Crise sanitaire : hommes et femmes ont-ils vécu le travail de la même façon ?
20 janvier 2023
En France, les femmes conciliant travail et vie de famille pendant les confinements ont vu leur santé mentale se dégrader, ont montré plusieurs études. Des chercheurs américains se sont eux intéressés aux conséquences de ces conditions exceptionnelles en Chine et en Corée du Sud, des sociétés où le partage des tâches n’a rien d’évident.
Les sociétés chinoises et sud-coréennes ont la réputation d’être restées traditionnelles et patriarcales, avec des rôles bien définis pour les hommes et les femmes. Dans ces pays néanmoins, les couples à double revenu ne sont pas rares. C’est à ces couples, avec ou sans enfant, que des chercheurs de l’Université de l’Ohio se sont intéressés pendant des périodes où, pandémie oblige, le travail a pris une forme hybride, entre travail à la maison et au bureau.
Leur travail, publié dans la revue Personnel Psychology, s’appuie sur deux études observationnelles, l’une menée en Chine, l’autre en Corée du Sud. Dans la première, 172 couples avec au moins un enfant ont été interrogés au tout début de la pandémie ; dans la seconde, une soixantaine de couples avec ou sans enfant a été interrogé entre juin et août 2021.
Culpabilité féminine
Dans les deux cas, le dispositif d’enquête était le même : chaque membre du couple devait remplir deux questionnaires chaque jour, pendant 14 jours de travail. Il y reportait son lieu de travail (à la maison ou à l’extérieur), la quantité de tâches professionnelles et domestiques effectuées, mais également ses sentiments à leur égard, comme la culpabilité ou le désengagement, ou si la situation engendrait des conflits dans le couple.
Résultats : « le travail à domicile (par rapport au bureau) augmente l’accomplissement des tâches domestiques des employés, tant pour les hommes que pour les femmes », indique l’étude.
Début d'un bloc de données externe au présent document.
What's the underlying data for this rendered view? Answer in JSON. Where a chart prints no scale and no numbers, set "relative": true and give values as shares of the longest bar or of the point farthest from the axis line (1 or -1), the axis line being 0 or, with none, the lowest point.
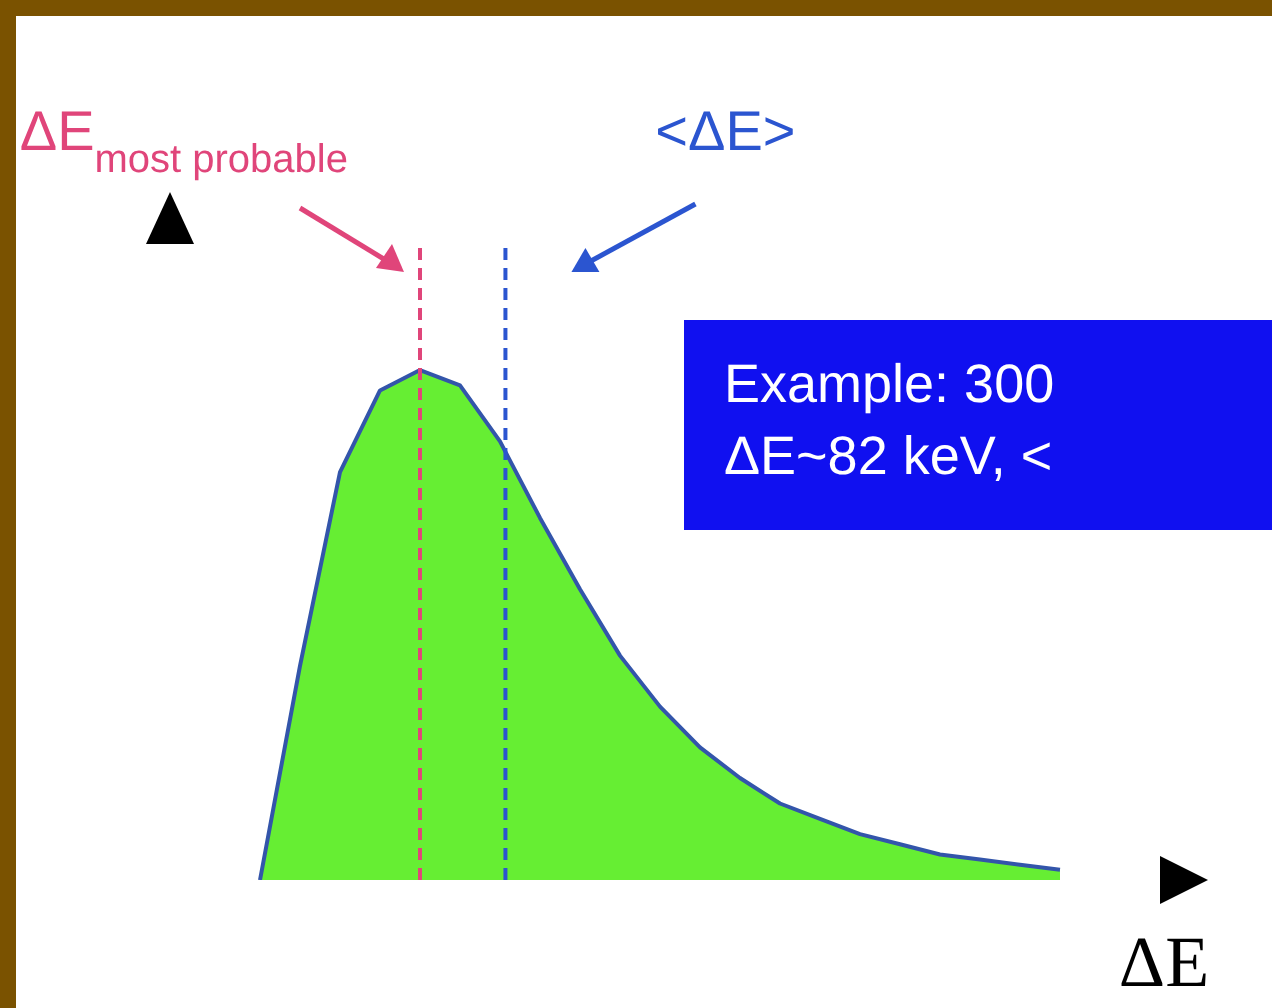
{
  "chart_data": {
    "type": "area",
    "relative": true,
    "xlabel": "ΔE",
    "categories": [
      null,
      null,
      null,
      null,
      null,
      null,
      null,
      null,
      null,
      null,
      null,
      null,
      null,
      null,
      null,
      null,
      null,
      null,
      null,
      null,
      null
    ],
    "series": [
      {
        "color": "#66ee33",
        "values": [
          0,
          0.42,
          0.8,
          0.96,
          1,
          0.97,
          0.86,
          0.71,
          0.57,
          0.44,
          0.34,
          0.26,
          0.2,
          0.15,
          0.12,
          0.09,
          0.07,
          0.05,
          0.04,
          0.03,
          0.02
        ]
      }
    ],
    "ref_lines": [
      {
        "axis": "x",
        "label": "ΔE$_{most probable}$",
        "color": "#e0457a",
        "line_style": "dashed"
      },
      {
        "axis": "x",
        "label": "<ΔE>",
        "color": "#2b55d0",
        "line_style": "dashed"
      }
    ],
    "annotations": [
      "Example: 300\nΔE~82 keV, <"
    ]
  }
}
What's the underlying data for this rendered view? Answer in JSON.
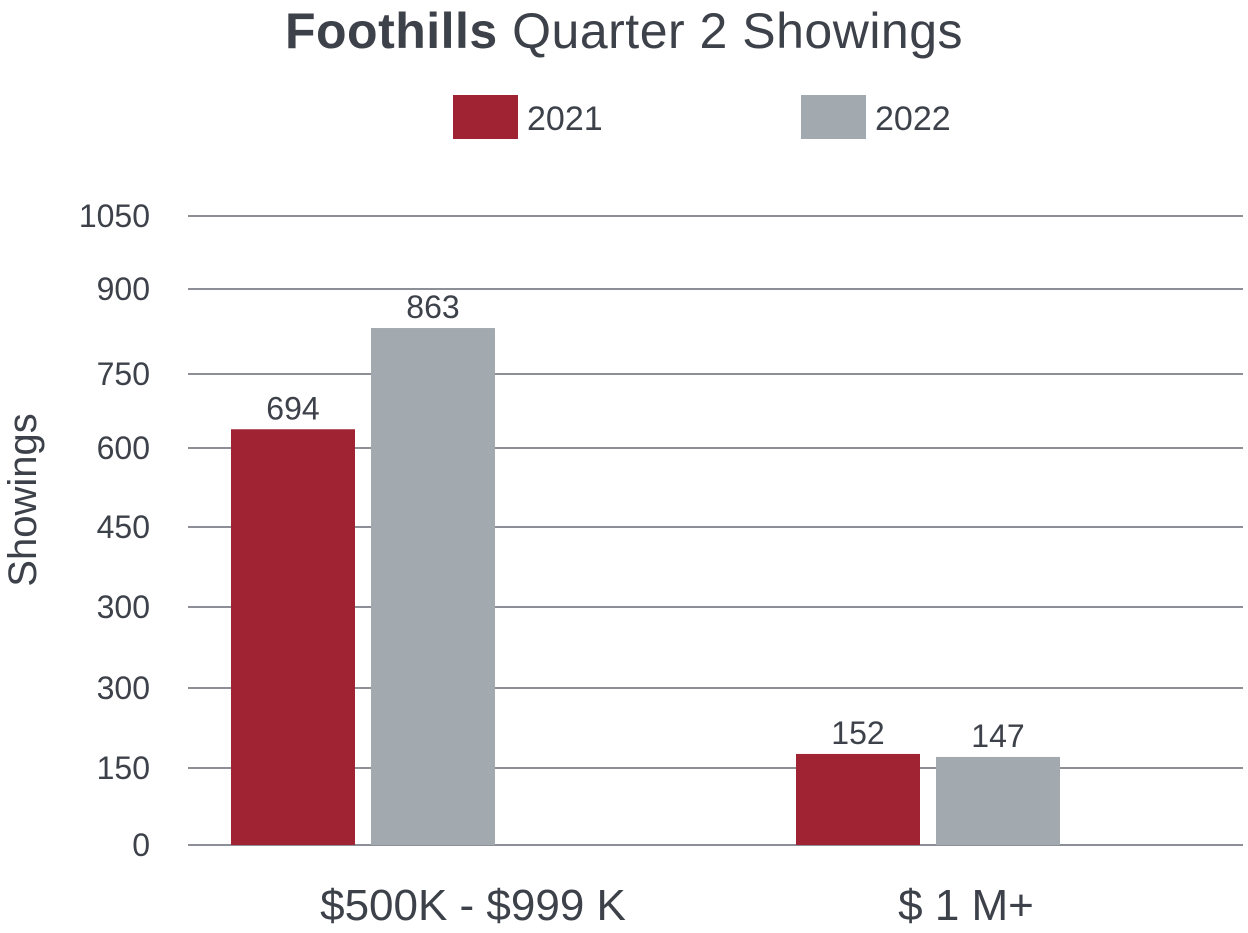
{
  "chart_data": {
    "type": "bar",
    "title_bold": "Foothills",
    "title_rest": " Quarter 2 Showings",
    "ylabel": "Showings",
    "categories": [
      "$500K - $999 K",
      "$ 1 M+"
    ],
    "series": [
      {
        "name": "2021",
        "color": "#a02334",
        "values": [
          694,
          152
        ]
      },
      {
        "name": "2022",
        "color": "#a2aab0",
        "values": [
          863,
          147
        ]
      }
    ],
    "ytick_labels": [
      "0",
      "150",
      "300",
      "300",
      "450",
      "600",
      "750",
      "900",
      "1050"
    ],
    "grid": true,
    "legend_position": "top-center"
  }
}
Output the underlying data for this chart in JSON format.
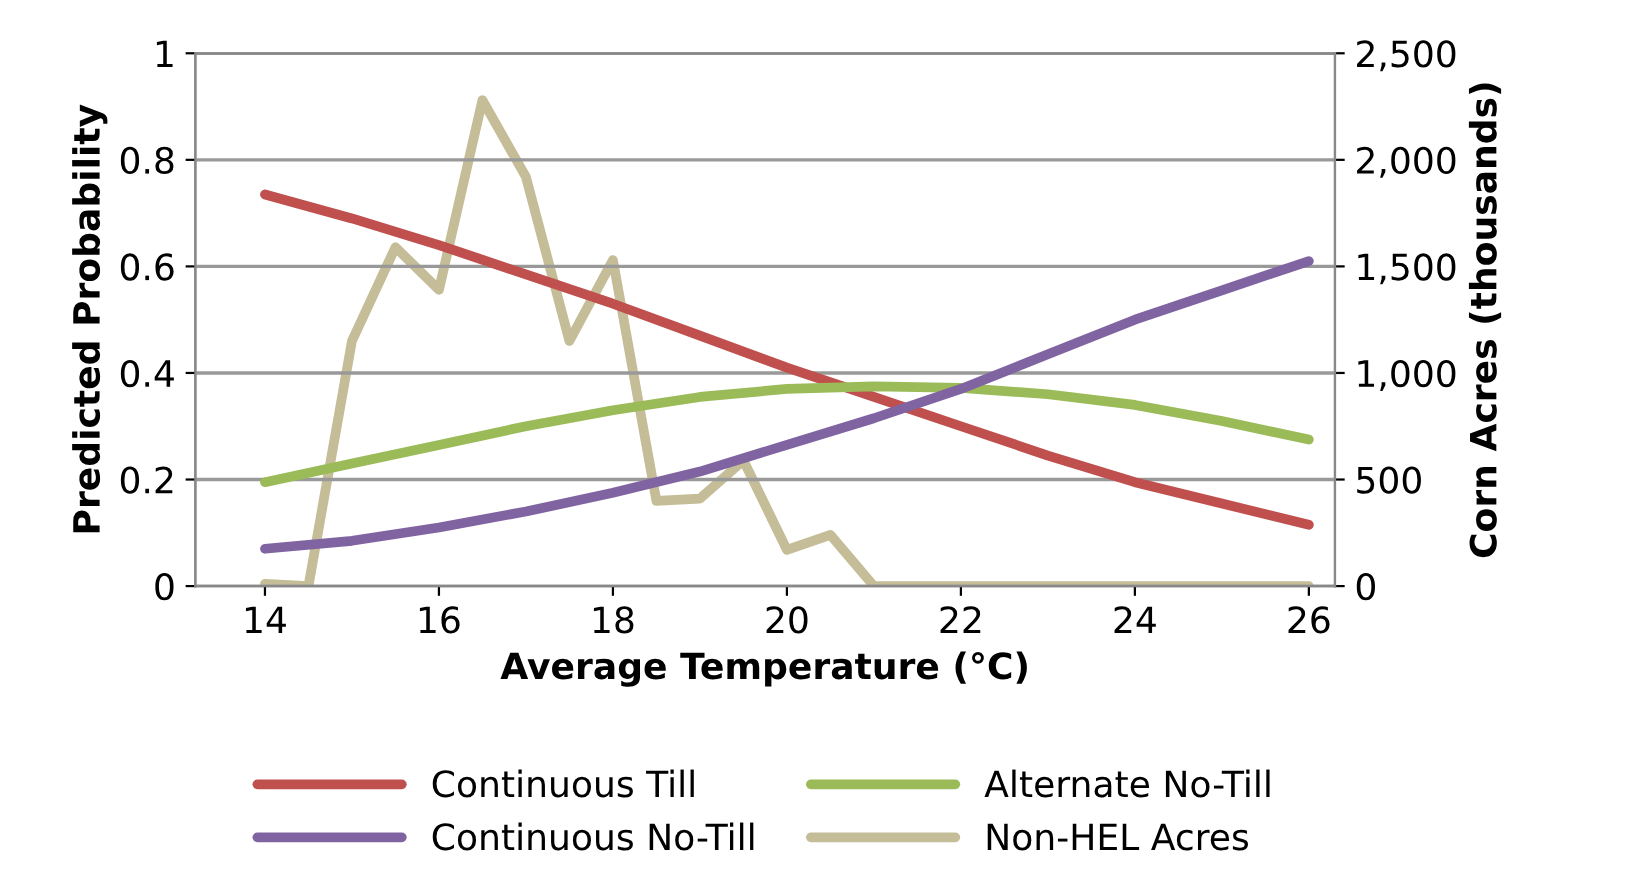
{
  "chart_data": {
    "type": "line",
    "xlabel": "Average Temperature (°C)",
    "ylabel": "Predicted Probability",
    "y2label": "Corn Acres (thousands)",
    "xlim": [
      13.2,
      26.3
    ],
    "xticks": [
      14,
      16,
      18,
      20,
      22,
      24,
      26
    ],
    "ylim": [
      0,
      1
    ],
    "yticks": [
      0,
      0.2,
      0.4,
      0.6,
      0.8,
      1
    ],
    "y2lim": [
      0,
      2500
    ],
    "y2ticks": [
      0,
      {
        "value": 500,
        "label": "500"
      },
      {
        "value": 1000,
        "label": "1,000"
      },
      {
        "value": 1500,
        "label": "1,500"
      },
      {
        "value": 2000,
        "label": "2,000"
      },
      {
        "value": 2500,
        "label": "2,500"
      }
    ],
    "grid": "y",
    "legend": "bottom",
    "marker": "none",
    "line_style": "solid",
    "series": [
      {
        "name": "Continuous Till",
        "color": "#c0504d",
        "x": [
          14,
          15,
          16,
          17,
          18,
          19,
          20,
          21,
          22,
          23,
          24,
          25,
          26
        ],
        "values": [
          0.735,
          0.69,
          0.64,
          0.585,
          0.53,
          0.47,
          0.41,
          0.355,
          0.3,
          0.245,
          0.195,
          0.155,
          0.115
        ]
      },
      {
        "name": "Alternate No-Till",
        "color": "#9bbb59",
        "x": [
          14,
          15,
          16,
          17,
          18,
          19,
          20,
          21,
          22,
          23,
          24,
          25,
          26
        ],
        "values": [
          0.195,
          0.23,
          0.265,
          0.3,
          0.33,
          0.355,
          0.37,
          0.375,
          0.372,
          0.36,
          0.34,
          0.31,
          0.275
        ]
      },
      {
        "name": "Continuous No-Till",
        "color": "#8064a2",
        "x": [
          14,
          15,
          16,
          17,
          18,
          19,
          20,
          21,
          22,
          23,
          24,
          25,
          26
        ],
        "values": [
          0.07,
          0.085,
          0.11,
          0.14,
          0.175,
          0.215,
          0.265,
          0.315,
          0.37,
          0.435,
          0.5,
          0.555,
          0.61
        ]
      },
      {
        "name": "Non-HEL Acres",
        "color": "#c4bd97",
        "axis": "y2",
        "x": [
          14,
          14.5,
          15,
          15.5,
          16,
          16.5,
          17,
          17.5,
          18,
          18.5,
          19,
          19.5,
          20,
          20.5,
          21,
          21.5,
          22,
          22.5,
          23,
          23.5,
          24,
          24.5,
          25,
          25.5,
          26
        ],
        "values": [
          10,
          0,
          1150,
          1590,
          1390,
          2280,
          1920,
          1150,
          1530,
          400,
          410,
          590,
          170,
          240,
          0,
          0,
          0,
          0,
          0,
          0,
          0,
          0,
          0,
          0,
          0
        ]
      }
    ]
  }
}
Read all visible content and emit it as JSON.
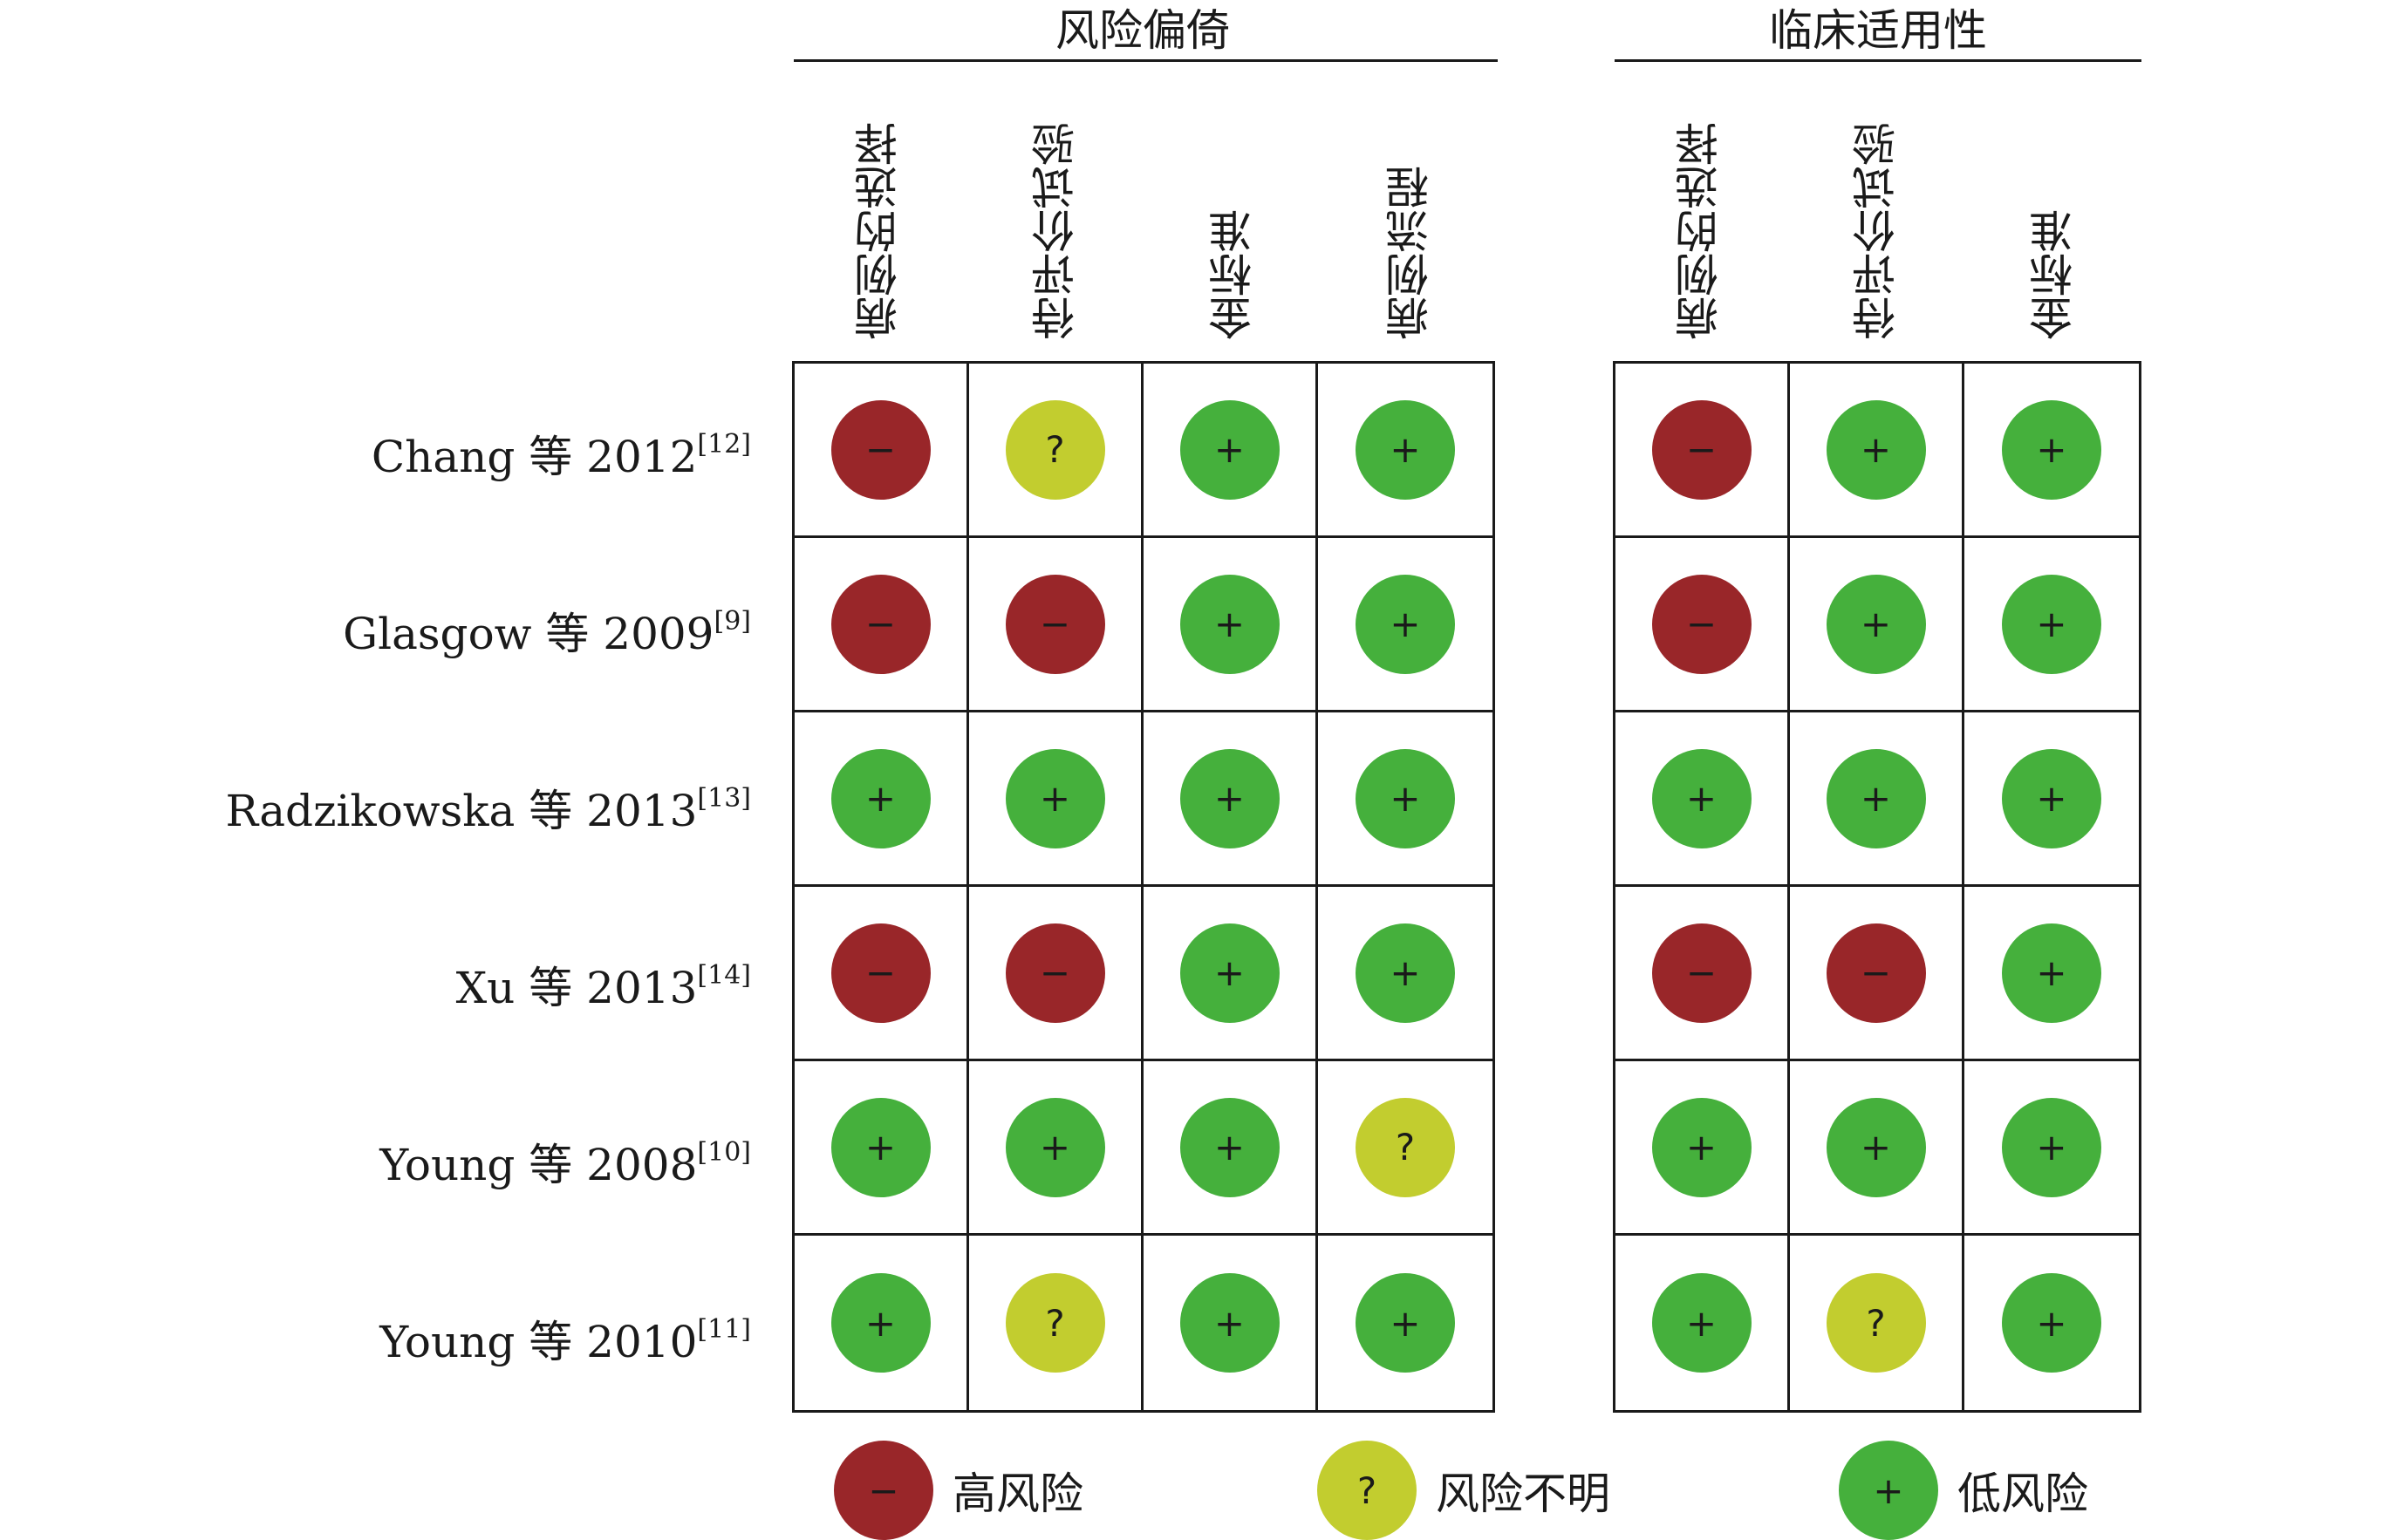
{
  "symbols": {
    "high": "−",
    "unclear": "?",
    "low": "+"
  },
  "colors": {
    "high": "#992629",
    "unclear": "#c2cd2f",
    "low": "#45b03c"
  },
  "groups": [
    {
      "title": "风险偏倚",
      "columns": [
        "病例的选择",
        "待评价试验",
        "金标准",
        "病例流程"
      ]
    },
    {
      "title": "临床适用性",
      "columns": [
        "病例的选择",
        "待评价试验",
        "金标准"
      ]
    }
  ],
  "studies": [
    {
      "label": "Chang 等 2012",
      "ref": "[12]",
      "bias": [
        "high",
        "unclear",
        "low",
        "low"
      ],
      "applicability": [
        "high",
        "low",
        "low"
      ]
    },
    {
      "label": "Glasgow 等 2009",
      "ref": "[9]",
      "bias": [
        "high",
        "high",
        "low",
        "low"
      ],
      "applicability": [
        "high",
        "low",
        "low"
      ]
    },
    {
      "label": "Radzikowska 等 2013",
      "ref": "[13]",
      "bias": [
        "low",
        "low",
        "low",
        "low"
      ],
      "applicability": [
        "low",
        "low",
        "low"
      ]
    },
    {
      "label": "Xu 等 2013",
      "ref": "[14]",
      "bias": [
        "high",
        "high",
        "low",
        "low"
      ],
      "applicability": [
        "high",
        "high",
        "low"
      ]
    },
    {
      "label": "Young 等 2008",
      "ref": "[10]",
      "bias": [
        "low",
        "low",
        "low",
        "unclear"
      ],
      "applicability": [
        "low",
        "low",
        "low"
      ]
    },
    {
      "label": "Young 等 2010",
      "ref": "[11]",
      "bias": [
        "low",
        "unclear",
        "low",
        "low"
      ],
      "applicability": [
        "low",
        "unclear",
        "low"
      ]
    }
  ],
  "legend": [
    {
      "key": "high",
      "label": "高风险"
    },
    {
      "key": "unclear",
      "label": "风险不明"
    },
    {
      "key": "low",
      "label": "低风险"
    }
  ]
}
Les chercheurs ont également noté que la flexibilité des horaires de l’un permettait à l’autre de mener à bien davantage de tâches professionnelles, mais que le sentiment de culpabilité se retrouvait majoritairement chez les femmes lorsque celles-ci avaient privilégié leurs tâches professionnelles au ménage, à la cuisine et aux moments passés en famille.
« Attentes réalistes »
Pour la professeure de management et autrice principale de l’étude Jasmine Hu, ces résultats suggèrent que qu’« il existe encore des différences entre les sexes dans la façon dont ils gèrent leur travail et leurs responsabilités familiales ».
Parmi les leviers qui pourraient faire évoluer la situation, en Chine, en Corée du Sud et partout ailleurs, la spécialiste évoque des « attentes réalistes » des managers « quant à la quantité de travail que leurs employés travaillant à distance peuvent effectivement gérer ». Mais également davantage de flexibilité dans l’organisation de travail des employés masculins, afin qu’ils contribuent davantage aux tâches domestiques lorsque leur épouse travaille à distance.